This autumn we can expect much debate about immigration. This issue particularly affects Catholics. So many of us are immigrants or the descendants of immigrants and our religion has very specific things to say about our duties to the stranger in our midst.
I have been an immigrant in two countries and have travelled widely. I know from direct experience the profound truth of Pope Francis’s statement on Wednesday:
Consider the presence of so many brothers and sisters who are migrants to be an opportunity of human growth, of meeting and dialogue among cultures and religions, and also even an occasion to witness to the Gospel of Charity
However, I also know that being an immigrant can be difficult. One of the most difficult parts of it is being treated as an outsider, as one who does not fit into established categories and prejudices. People do not always try to find out about an outsider. They simply judge, categorise and exclude. This can cause such unnecessary suffering. I think that there is a reason that Christ was so harsh: “Go away from me… for… I was a stranger and you never made me welcome…”

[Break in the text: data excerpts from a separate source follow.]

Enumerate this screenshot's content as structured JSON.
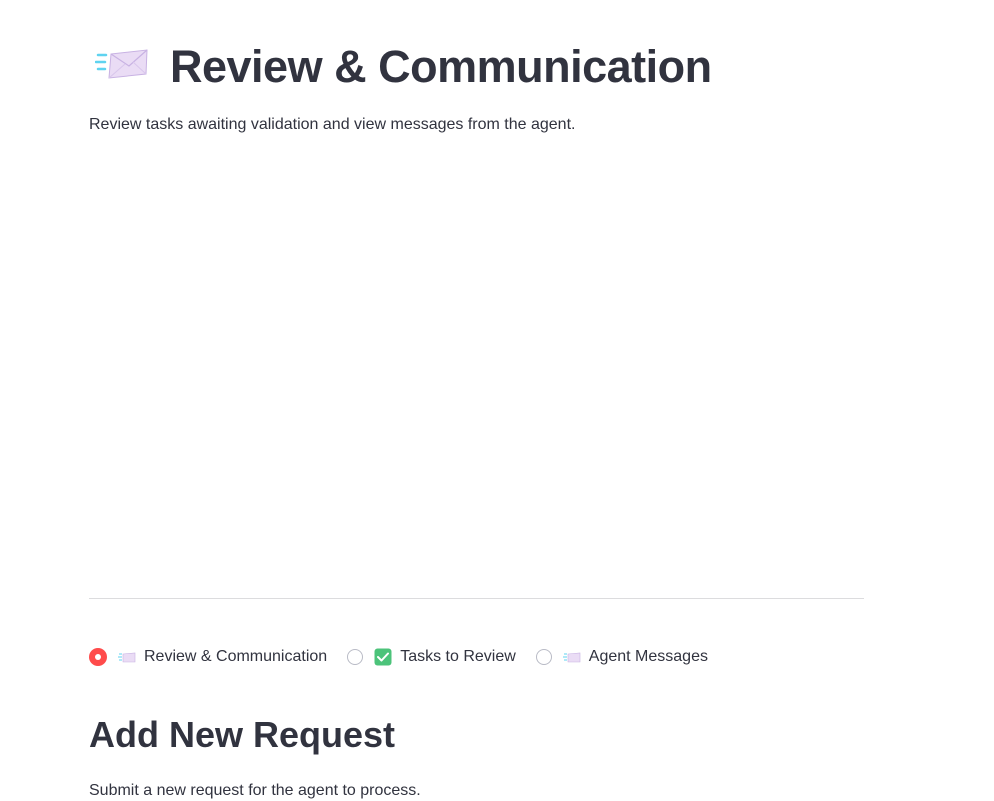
{
  "header": {
    "emoji_icon": "incoming-envelope-icon",
    "title": "Review & Communication",
    "subtitle": "Review tasks awaiting validation and view messages from the agent."
  },
  "nav_radio": {
    "selected_index": 0,
    "accent_color": "#ff4b4b",
    "options": [
      {
        "icon": "incoming-envelope-icon",
        "label": "Review & Communication"
      },
      {
        "icon": "check-mark-button-icon",
        "label": "Tasks to Review"
      },
      {
        "icon": "incoming-envelope-icon",
        "label": "Agent Messages"
      }
    ]
  },
  "section": {
    "title": "Add New Request",
    "subtitle": "Submit a new request for the agent to process."
  }
}
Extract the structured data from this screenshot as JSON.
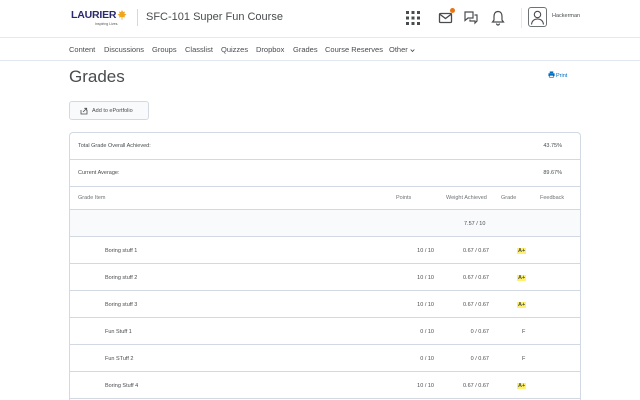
{
  "header": {
    "logo_text": "LAURIER",
    "logo_sub": "Inspiring Lives.",
    "course_title": "SFC-101 Super Fun Course",
    "icons": [
      "apps-grid-icon",
      "mail-icon",
      "chat-icon",
      "bell-icon"
    ],
    "mail_badge_color": "#e87511",
    "username": "Hackerman"
  },
  "nav": {
    "items": [
      "Content",
      "Discussions",
      "Groups",
      "Classlist",
      "Quizzes",
      "Dropbox",
      "Grades",
      "Course Reserves",
      "Other"
    ]
  },
  "page": {
    "title": "Grades",
    "print_label": "Print",
    "eportfolio_label": "Add to ePortfolio"
  },
  "summary": {
    "overall_label": "Total Grade Overall Achieved:",
    "overall_value": "43.75%",
    "current_label": "Current Average:",
    "current_value": "89.67%"
  },
  "table": {
    "headers": {
      "item": "Grade Item",
      "points": "Points",
      "weight": "Weight Achieved",
      "grade": "Grade",
      "feedback": "Feedback"
    },
    "category_weight": "7.57 / 10",
    "rows": [
      {
        "name": "Boring stuff 1",
        "points": "10 / 10",
        "weight": "0.67 / 0.67",
        "grade": "A+",
        "highlight": true
      },
      {
        "name": "Boring stuff 2",
        "points": "10 / 10",
        "weight": "0.67 / 0.67",
        "grade": "A+",
        "highlight": true
      },
      {
        "name": "Boring stuff 3",
        "points": "10 / 10",
        "weight": "0.67 / 0.67",
        "grade": "A+",
        "highlight": true
      },
      {
        "name": "Fun Stuff 1",
        "points": "0 / 10",
        "weight": "0 / 0.67",
        "grade": "F",
        "highlight": false
      },
      {
        "name": "Fun STuff 2",
        "points": "0 / 10",
        "weight": "0 / 0.67",
        "grade": "F",
        "highlight": false
      },
      {
        "name": "Boring Stuff 4",
        "points": "10 / 10",
        "weight": "0.67 / 0.67",
        "grade": "A+",
        "highlight": true
      }
    ]
  }
}
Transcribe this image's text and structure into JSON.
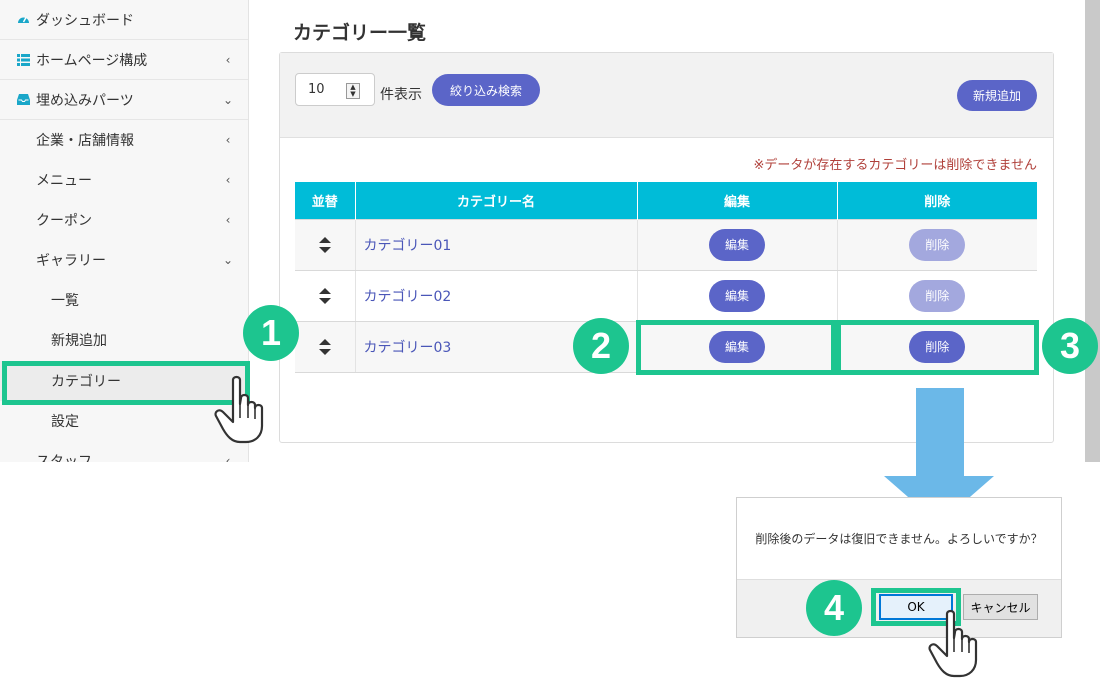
{
  "sidebar": {
    "items": [
      {
        "label": "ダッシュボード",
        "icon": "dashboard-icon"
      },
      {
        "label": "ホームページ構成",
        "icon": "list-icon",
        "chevron": "‹"
      },
      {
        "label": "埋め込みパーツ",
        "icon": "inbox-icon",
        "chevron": "›"
      },
      {
        "label": "企業・店舗情報",
        "chevron": "‹"
      },
      {
        "label": "メニュー",
        "chevron": "‹"
      },
      {
        "label": "クーポン",
        "chevron": "‹"
      },
      {
        "label": "ギャラリー",
        "chevron": "›"
      },
      {
        "label": "一覧"
      },
      {
        "label": "新規追加"
      },
      {
        "label": "カテゴリー"
      },
      {
        "label": "設定"
      },
      {
        "label": "スタッフ",
        "chevron": "‹"
      }
    ]
  },
  "page": {
    "title": "カテゴリー一覧",
    "per_page_value": "10",
    "per_page_label": "件表示",
    "filter_button": "絞り込み検索",
    "add_button": "新規追加",
    "note": "※データが存在するカテゴリーは削除できません"
  },
  "table": {
    "headers": [
      "並替",
      "カテゴリー名",
      "編集",
      "削除"
    ],
    "rows": [
      {
        "name": "カテゴリー01",
        "edit": "編集",
        "delete": "削除",
        "delete_enabled": false
      },
      {
        "name": "カテゴリー02",
        "edit": "編集",
        "delete": "削除",
        "delete_enabled": false
      },
      {
        "name": "カテゴリー03",
        "edit": "編集",
        "delete": "削除",
        "delete_enabled": true
      }
    ]
  },
  "dialog": {
    "message": "削除後のデータは復旧できません。よろしいですか？",
    "ok": "OK",
    "cancel": "キャンセル"
  },
  "annotations": {
    "steps": [
      "1",
      "2",
      "3",
      "4"
    ]
  },
  "colors": {
    "accent": "#5b65c8",
    "accent_disabled": "#a3a8de",
    "table_header": "#00bcd8",
    "highlight": "#1dc58f",
    "note": "#b0403a",
    "arrow": "#6bb8e8"
  }
}
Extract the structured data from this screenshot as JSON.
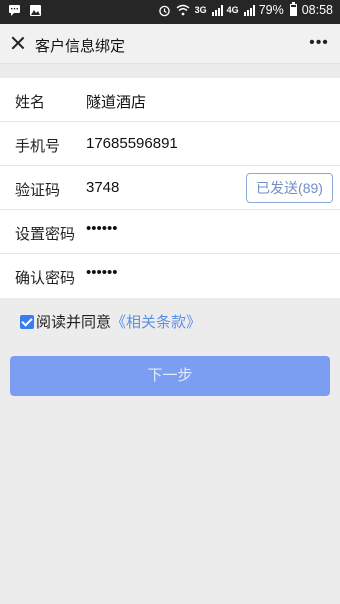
{
  "status_bar": {
    "battery": "79%",
    "time": "08:58",
    "network_1": "3G",
    "network_2": "4G"
  },
  "header": {
    "title": "客户信息绑定"
  },
  "form": {
    "name_label": "姓名",
    "name_value": "隧道酒店",
    "phone_label": "手机号",
    "phone_value": "17685596891",
    "code_label": "验证码",
    "code_value": "3748",
    "send_button": "已发送(89)",
    "password_label": "设置密码",
    "password_value": "••••••",
    "confirm_label": "确认密码",
    "confirm_value": "••••••"
  },
  "agreement": {
    "checked": true,
    "text": "阅读并同意",
    "link": "《相关条款》"
  },
  "next_button": "下一步",
  "colors": {
    "accent": "#7c9ef2",
    "link": "#5b8fe6",
    "status_bar": "#262626"
  }
}
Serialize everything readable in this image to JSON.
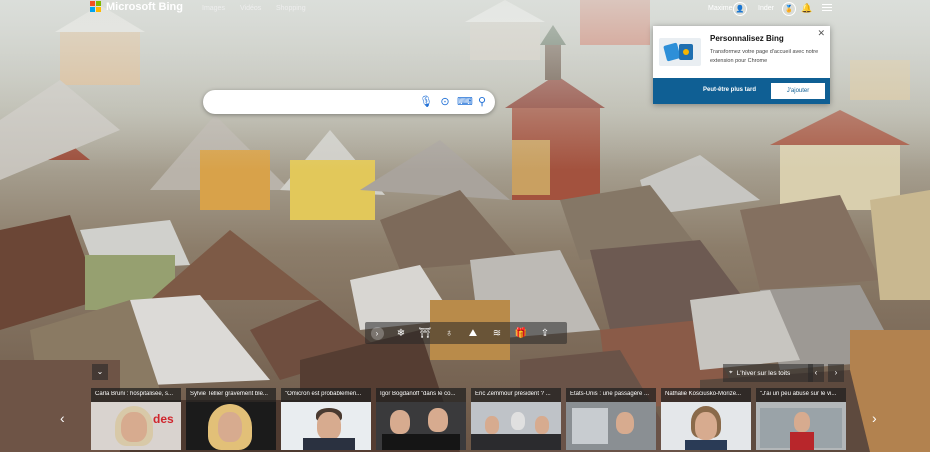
{
  "header": {
    "logo_text": "Microsoft Bing",
    "nav": [
      "Images",
      "Vidéos",
      "Shopping"
    ],
    "user_label": "Maxime",
    "points": "Inder",
    "points_icon": "medal-icon",
    "bell_icon": "bell-icon",
    "menu_icon": "hamburger-icon"
  },
  "search": {
    "placeholder": "",
    "icons": [
      "mic-icon",
      "visual-search-icon",
      "keyboard-icon",
      "search-icon"
    ]
  },
  "popup": {
    "title": "Personnalisez Bing",
    "description": "Transformez votre page d'accueil avec notre extension pour Chrome",
    "later_label": "Peut-être plus tard",
    "add_label": "J'ajouter",
    "close_label": "✕"
  },
  "toolbar": {
    "items": [
      "›",
      "❄",
      "⛩",
      "♁",
      "⛰",
      "≋",
      "🎁",
      "⇪"
    ]
  },
  "image_info": {
    "collapse_label": "⌄",
    "location_text": "L'hiver sur les toits",
    "prev": "‹",
    "next": "›"
  },
  "news": {
    "prev_arrow": "‹",
    "next_arrow": "›",
    "items": [
      {
        "title": "Carla Bruni : hospitalisée, s..."
      },
      {
        "title": "Sylvie Tellier gravement ble..."
      },
      {
        "title": "\"Omicron est probablemen..."
      },
      {
        "title": "Igor Bogdanoff \"dans le co..."
      },
      {
        "title": "Éric Zemmour président ? ..."
      },
      {
        "title": "Etats-Unis : une passagère ..."
      },
      {
        "title": "Nathalie Kosciusko-Morize..."
      },
      {
        "title": "\"J'ai un peu abusé sur le vi..."
      }
    ]
  },
  "colors": {
    "accent": "#0f5f94",
    "search_icon": "#1f6fd6"
  }
}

None of this leads to a clear conclusion as to what is the correct public policy, but it does demand that the discussion about what the government should do be honest, just, balanced and fully informed.
In so far as the argument is about access to public services or the strain on our infrastructure it should take into account the full picture. Some of our public services rely on immigration for their staff. Immigration contributes large sums of money to the exchequer by both direct and indirect taxation. Immigration is also a consequence of and a further driver of our economic success. The argument has to be considered in the round. A detriment from one point of view might well be far outweighed by other benefits.
In so far as the debate is cultural we need to be extremely careful. Everyone must have had the experience of judging another person and then finding when they actually sat down to talk to them that they were completely different. The risk of misjudgements is much greater where the other person comes from a different culture. It seems to me that if the debate is about cultural difference it is essential that we first get to know the “other” communities a bit.
In so far as the debate is about jobs we need to take into account the fears and experiences of those whose jobs are threatened. We need to consider whether the problem is actually caused by immigration rather than other factors; then, whether it is caused by immigration or by something else, tailor the policy so that it addresses the real problem in an effective way. Overall, most economists do not accept that immigration is detrimental to a nation’s economy, often the reverse. However, it can have real effects on some people and these have to be addressed.
Finally, it is extremely important not to allow those with other agendas to use immigration as a tool to manipulate public opinion. It would appear that this issue is particularly susceptible to this kind of use. This is a particularly abhorrent thing to do. Immigrants are people with the same rights to dignity and fair treatment as everybody else. Remembering this will be very important in the months ahead.